At a hearing this week for Air Force Gen. CQ Brown Jr., Biden’s pick to replace Milley as the next Chairman of the Joint Chiefs of Staff, Sen. Tim Kaine warned that service members may choose to leave the military if they see their careers blocked.
“I would urge all of my colleagues to turn away from the path that we’re on where we are disrespecting and punishing people because we’re unhappy with policies in the military that these individuals had nothing to do with,” said Kaine, D-Va.
Tuberville has faced opposition from his side of the aisle, as well.
McConnell said in May that he opposes Tuberville’s blockade. And several Republican senators said this week that they were hoping to find a way to persuade the senator to drop the holds.
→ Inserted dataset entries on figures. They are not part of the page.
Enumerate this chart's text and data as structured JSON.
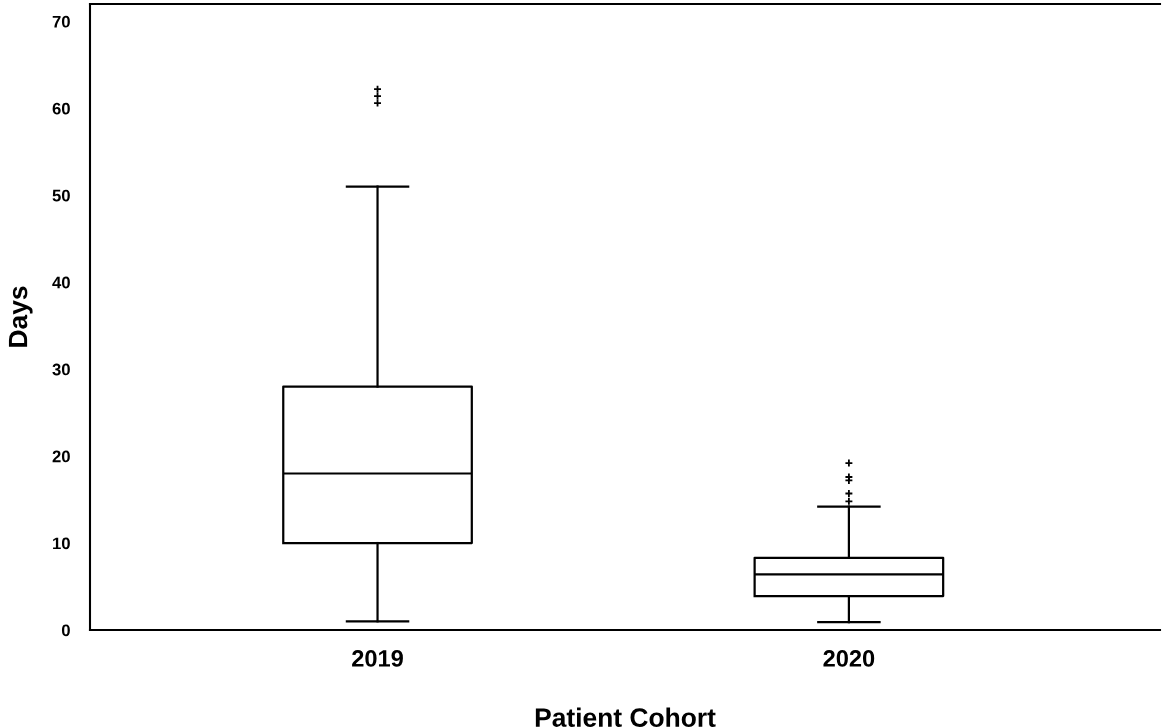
{
  "chart_data": {
    "type": "box",
    "xlabel": "Patient Cohort",
    "ylabel": "Days",
    "categories": [
      "2019",
      "2020"
    ],
    "boxes": [
      {
        "low": 1,
        "q1": 10,
        "median": 18,
        "q3": 28,
        "high": 51,
        "outliers": [
          60.6,
          61.4,
          62.2
        ]
      },
      {
        "low": 0.9,
        "q1": 3.9,
        "median": 6.4,
        "q3": 8.3,
        "high": 14.2,
        "outliers": [
          14.8,
          15.7,
          17.2,
          17.6,
          19.2
        ]
      }
    ],
    "color": "#000000",
    "marker": "cross",
    "ylim": [
      0,
      72
    ],
    "yticks": [
      0,
      10,
      20,
      30,
      40,
      50,
      60,
      70
    ],
    "grid": false
  }
}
“I think all of us are concerned — we want to get these key positions filled,” said South Dakota Sen. John Thune, the No. 2 Senate Republican.
In the House, Republicans passed a wide-ranging defense bill on Friday that would reverse the new abortion policy. But Tuberville has said that’s not enough to get him to drop the holds.
SO, NOW WHAT?
Austin called Tuberville to discuss the holds on Thursday, the day President Joe Biden told reporters that Tuberville is jeopardizing national security and being “ totally irresponsible.”
Through a spokeswoman, Tuberville said he was “grateful” for the call and he would discuss the matter with Austin again in the coming week.
It’s unclear, though, if they can find compromise. Tuberville has said repeatedly that he will keep his hold until there is a vote.
“We need a vote on this policy on the floor,” he said Wednesday. “I don’t know whether it would pass. It may. I don’t care. I just want the American people to have a say-so in this, not the Pentagon.”
This story has been updated to correct the day Austin called Tuberville. It was Thursday, not Friday.